2. It facilitates the importer to adhere to the rules and
regulations of his country.
3. Customs in the importer’s country allow the
concessional tariff only on production of this
certificate.
4. When goods from some countries are banned,
importing country requires this certificate to ensure
that goods from banned countries are not entering
into the country.
5. Exporting country may insist on this certificate to
ensure that the goods imported are not reshipped
again.
5. Mate’s Receipt
A mate’s receipt is issued by the mate after the cargo is
loaded into the ship. It is an acknowledgment that the
goods have been received on board the ship. The Mate’s
receipt contains the details about
1. Name of the vessel,
2. Date of shipment,
3. Berth,
4. Marks,
5. Numbers,
6. Description and condition of goods at the time they
are shipped, port of loading,
7. Name and address of the shipper,
8. Name and address of the importer(consignee) and
9. Other required details.
Types of Mate’s Receipts
Mate’s receipt can be clean or qualified.
(A) Clean Mate’s Receipt: Mate of the ship issues a clean
mate’s receipt if the condition, quality of the goods and
their packing are proper and free from defects.
(B) Qualified Mate’s Receipt: If the mate’s receipt
contains any adverse remarks as to the quality or
condition of the goods/packing, it is known as ‘Qualified
Mate’s Receipt’. On the basis of the mate’s receipt, the
Bill of Lading is prepared by the shipping agent.

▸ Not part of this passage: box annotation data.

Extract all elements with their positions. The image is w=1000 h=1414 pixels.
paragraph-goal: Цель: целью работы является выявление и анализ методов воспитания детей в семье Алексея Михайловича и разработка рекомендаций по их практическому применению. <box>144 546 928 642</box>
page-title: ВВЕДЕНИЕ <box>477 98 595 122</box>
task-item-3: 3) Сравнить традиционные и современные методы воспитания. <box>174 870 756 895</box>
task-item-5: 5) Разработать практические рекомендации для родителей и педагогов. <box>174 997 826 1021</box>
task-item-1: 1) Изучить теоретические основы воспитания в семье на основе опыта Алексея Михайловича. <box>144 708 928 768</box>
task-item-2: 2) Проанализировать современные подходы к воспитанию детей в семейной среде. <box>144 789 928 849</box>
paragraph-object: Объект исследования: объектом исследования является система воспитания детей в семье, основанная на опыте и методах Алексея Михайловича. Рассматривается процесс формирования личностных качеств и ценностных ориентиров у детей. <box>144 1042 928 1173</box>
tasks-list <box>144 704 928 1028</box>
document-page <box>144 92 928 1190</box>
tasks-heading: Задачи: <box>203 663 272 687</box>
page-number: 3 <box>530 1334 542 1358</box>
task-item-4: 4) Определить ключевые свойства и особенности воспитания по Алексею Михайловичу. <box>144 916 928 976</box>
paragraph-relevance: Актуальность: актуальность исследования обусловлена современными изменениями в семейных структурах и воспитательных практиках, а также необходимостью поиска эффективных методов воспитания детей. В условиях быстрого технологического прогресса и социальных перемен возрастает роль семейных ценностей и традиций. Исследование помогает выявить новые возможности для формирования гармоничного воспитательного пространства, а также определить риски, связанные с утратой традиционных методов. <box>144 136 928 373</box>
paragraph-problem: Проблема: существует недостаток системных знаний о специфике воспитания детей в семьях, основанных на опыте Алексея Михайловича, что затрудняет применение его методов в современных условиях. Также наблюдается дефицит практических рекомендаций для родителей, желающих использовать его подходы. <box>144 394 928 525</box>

If there are adverse remarks in the mate’s receipt, the
same will be incorporated in the Bill of Lading, which may
turn to become a claused Bill of Lading, and this may not
be acceptable for negotiation.
Mate’s receipt is first handed to the Port Trust Authorities
who hands over to the exporter soon after he clears their
dues. This procedure is adopted to facilitate for collection
of port dues from the exporter.
Next Module
Module Ends
Sea waybill
A transport document for maritime shipment which serves
as evidence of the contract of carriage and as a receipt
for the goods, but is not a document of title. The sea
waybill indicates the on board loading of the goods and
can be used in cases where no ocean bill of lading and
no other document of title is required. For receipt of the
goods, presentation of the sea waybill by the consignee
named therein is not required, which can speed up
processing at the port of destination.